Sebuah laporan mengenai kondisi terkini Jalan Bama-Pagelaran di Kabupaten Pandeglang menimbulkan pertanyaan. Jalan yang baru dibangun dalam program Bang Andra tersebut dilaporkan mengalami kerusakan sebelum genap berusia satu tahun.

Menanggapi hal tersebut, Kepala Dinas Pekerjaan Umum dan Penataan Ruang (PUPR) Provinsi Banten, Arlan Marzan, angkat bicara. Ia membenarkan adanya laporan mengenai kerusakan jalan tersebut.

"Itu memang penanganan tahun lalu yang pakai hotmix satu lapis," ujar Arlan Marzan, Senin (20/7/2026). Pernyataan ini mengindikasikan bahwa jalan tersebut memang dibangun dengan metode hotmix satu lapis pada tahun sebelumnya.

Arlan Marzan juga mengungkapkan bahwa kerusakan yang terjadi pada Jalan Bama-Pagelaran telah ditangani.

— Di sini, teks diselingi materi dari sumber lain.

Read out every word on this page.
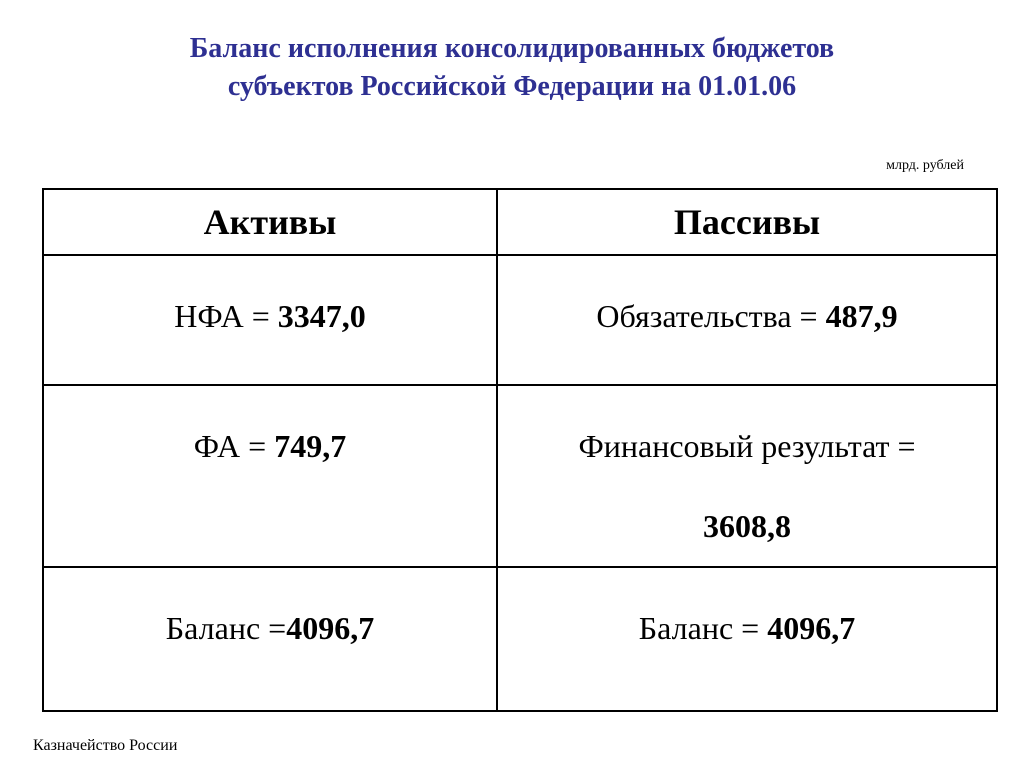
Баланс исполнения консолидированных бюджетов
субъектов Российской Федерации на 01.01.06
млрд. рублей
Активы	Пассивы

НФА = 3347,0	Обязательства = 487,9

ФА = 749,7	Финансовый результат =
3608,8

Баланс =4096,7	Баланс = 4096,7
Казначейство России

Ia menegaskan bahwa perbaikan telah dilaksanakan oleh pihak pelaksana proyek.

"Nah, kondisi jalan kemarin ada kerusakan, tapi sudah diperbaiki oleh pelaksana," jelas Arlan Marzan. Hal ini menunjukkan adanya langkah perbaikan yang segera diambil setelah laporan kerusakan diterima.

Lebih lanjut, Arlan Marzan menerangkan mengenai tanggung jawab pelaksana proyek terkait perbaikan jalan tersebut. Ada batas waktu yang ditentukan untuk tanggung jawab ini.

"Tanggung jawab pelaksana, cuman tanggung jawabnya cuma sampai tanggal 15 Agustus," tegas Arlan Marzan. Batas waktu ini menjadi krusial untuk memastikan perbaikan dilakukan secara tuntas oleh pihak yang bertanggung jawab.

Program Bang Andra sendiri merupakan inisiatif Pemerintah Provinsi Banten untuk membantu pembangunan jalan desa. Sesuai dengan kebijakan yang ada, kewenangan untuk pemeliharaan rutin dan perbaikan jangka panjang berada di tangan pemerintah kabupaten atau kota setempat.